Skill: databricks-spark-structured-streaming

What This Page Covers

The other pages in this group cover specific patterns in depth — Kafka ingestion, joins, merges, triggers, checkpoints, and stateful operations. This page collects the cross-cutting operational practices that apply to every streaming job regardless of pattern.

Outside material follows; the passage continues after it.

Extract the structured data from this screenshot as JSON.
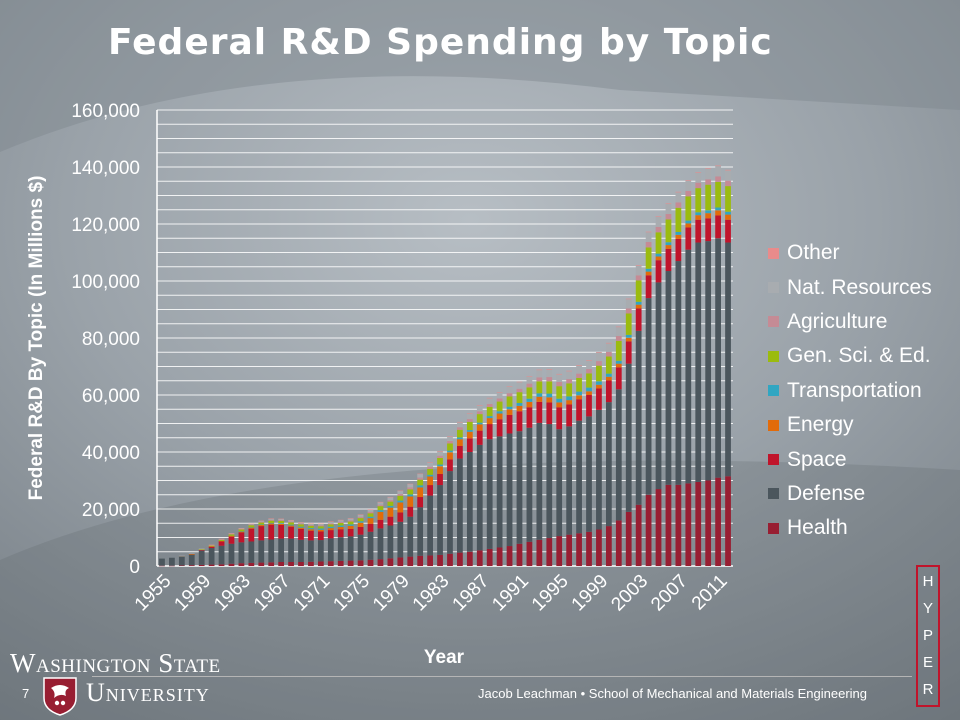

If you’re looking for a specific topic, go directly to the relevant page:

Kafka ingestion and schema validation — Kafka Streaming Patterns
Checkpoints and recovery — Checkpoint Best Practices
Upserts and Delta MERGE — Merge Operations
Writing to multiple tables — Multi-Sink Writes
Watermarks and state management — Stateful Operations
Enriching streams with dimensions — Stream-Static Joins
Correlating two live streams — Stream-Stream Joins
Trigger selection and cost — Trigger & Cost Optimization

Production Checklist

Run through this list before promoting any streaming job to production:

Name your streaming query — option("queryName", "ingest_orders") makes the stream identifiable in the Spark UI Streaming tab and in programmatic monitoring via spark.streams.active.
Set a trigger interval explicitly — no trigger means continuous microbatches that hammer listing APIs on S3/ADLS, driving up costs with no latency benefit.
Use Auto Loader notification mode for file sources — cloudFiles.useNotifications=true switches from directory listing (expensive at scale) to event-driven file discovery.
Co-locate compute and storage — cross-region reads add latency on every microbatch and accrue egress charges. Keep your cluster and Delta tables in the same region.
Partition output by low-cardinality columns — date, region, or country. High-cardinality partitioning (user_id, transaction_id) creates millions of small files that degrade read performance. Target fewer than 100,000 total partitions.
Target 100-200MB per partition in memory — tune with maxFilesPerTrigger or maxBytesPerTrigger to control batch size.
Set shuffle partitions to match worker cores — spark.conf.set("spark.sql.shuffle.partitions", str(total_cores)). Too high wastes scheduling overhead; too low creates oversized partitions. Changing this value requires clearing the checkpoint.
Disable S3 versioning on Delta buckets — Delta has time travel built in. S3 versioning adds latency on every file operation and doubles storage cost for no benefit.

Monitoring Essentials

These five metrics should have alerts in every streaming deployment:

Input rate vs processing rate — processing must exceed input. If it doesn’t, the stream falls behind and never recovers without intervention.
Max offsets behind latest — should be stable or decreasing. A growing gap means consumer lag is increasing.
Batch duration vs trigger interval — batch duration should stay below 50% of the trigger interval to leave headroom for retries.
State store size (stateful jobs) — should plateau, not grow monotonically. Unbounded growth means watermarks aren’t expiring state.
Shuffle spill to disk — should be zero. Any spill indicates partitions are too large for available memory.

Watch Out For

Autoscaling clusters for streaming — scale-up adds 2-5 minutes of unpredictable latency. Use fixed-size clusters and right-size based on steady-state CPU utilization (target 60-80%).
Multiplexing streams without benchmarking — running multiple streams on one driver can work (up to 100 with availableNow), but continuous streams competing for driver memory and scheduler time cause stability issues. Benchmark before committing.
Changing shuffle partitions on a running stream — the old value is stored in the checkpoint. Changing it requires clearing the checkpoint and reprocessing, which can be expensive on large topics.